The Støre government is historic. It will go down in the history books as the government that punished the Norwegian fish farming industry the hardest in purely fiscal terms. No one else is around.

The message from the proposed state budget for 2023 is clear: Now the state will skim the cream of salmon farming. Lifting capital from private pockets and over to the public sector. Private ownership will be reduced in a way that resembles a partial nationalization – in the same way as in power and oil.

From now on, it is not innovation, development and growth that apply. From now on, salmon farming will primarily strengthen the state’s finances.

Promises
On Thursday morning, Centre Party leader and Finance Minister Trygve Slagsvold Vedum presented a state budget that oozes tax increases. To a government money bin overflowing with energy revenues.

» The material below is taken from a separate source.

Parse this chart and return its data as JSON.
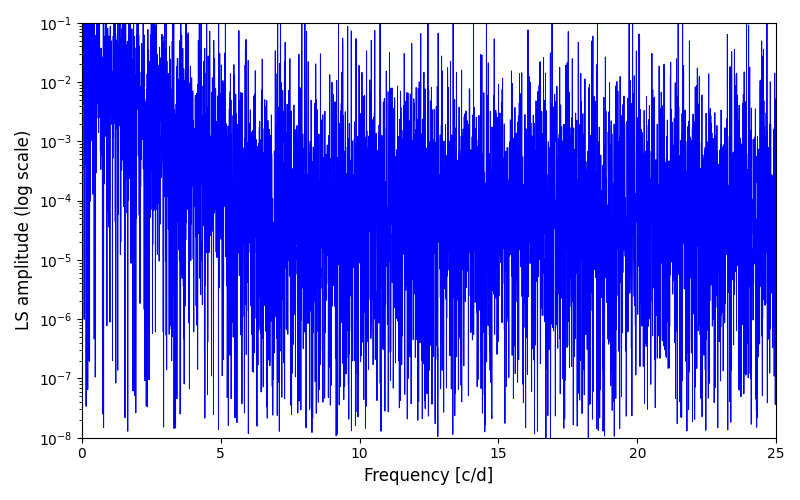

The resource rent tax is well known. But it does not stop there.

Commentary: Aslak Berge

The government will raise the wealth tax from 0.95 to one percent. From this year, wealth tax was raised from 0.85 to 0.95 percent for assets under NOK 20 million (€1.9 million). For assets over NOK 20 million, the wealth tax was raised to 1.1 percent.

The special Norwegian wealth tax is independent of earnings. And it has become particularly demanding for small and medium-sized fish farmers, as the value basis for licenses is simultaneously raised significantly – to market value.

However, the market value for licenses is currently extremely fluid after the same government last week proposed a 40 percent resource rent tax on aquaculture. A clue can nevertheless be the minimum prices for the upcoming auction of new licences. These were halved, to around NOK 100,000 (€10,000) per tonne, two days ago.

In any case, for most business players of a certain size, the wealth tax must be covered by taking dividends, or draining the companies they are shareholders in. From now on, they must take out even larger dividends for this, as the dividend tax is now increased from 35.2 to 37.8 percent. This is money of which the company has already taxed 22 percent. The government will increase dividend tax from today.

Not enough
This proposal has been presented before the government enters into budget negotiations with the support party SV (Socialist Party).

SV leader Audun Lysbakken has already come out and said, predictably enough, that the state budget is “not fair enough and not green enough “. Lysbakken demands stronger redistribution to the poor and a better climate policy before budget negotiations with the government.

When SV talks about “stronger redistribution”, it usually means increased taxes. The question is where it should be taken from. Lysbakken hints at increased oil tax. For hard-pressed fish farmers, one can keep one’s fingers crossed that the government’s budget partner will not bleed out the coastal businesses further.

Not for the sake of the fish farmers’ cash reserves and pockets. A reduction in the fish farming companies’ results, combined with an increased need for dividends, primarily means smaller investment budgets. Smaller investment budgets mean fewer new work boats, wellboats, cages, gutting machines, underwater cameras, feeding systems and nets.

This in turn means less activity and fewer jobs in the supplier industry. And it is in the supplier industry that most of the jobs in Norwegian aquaculture are located.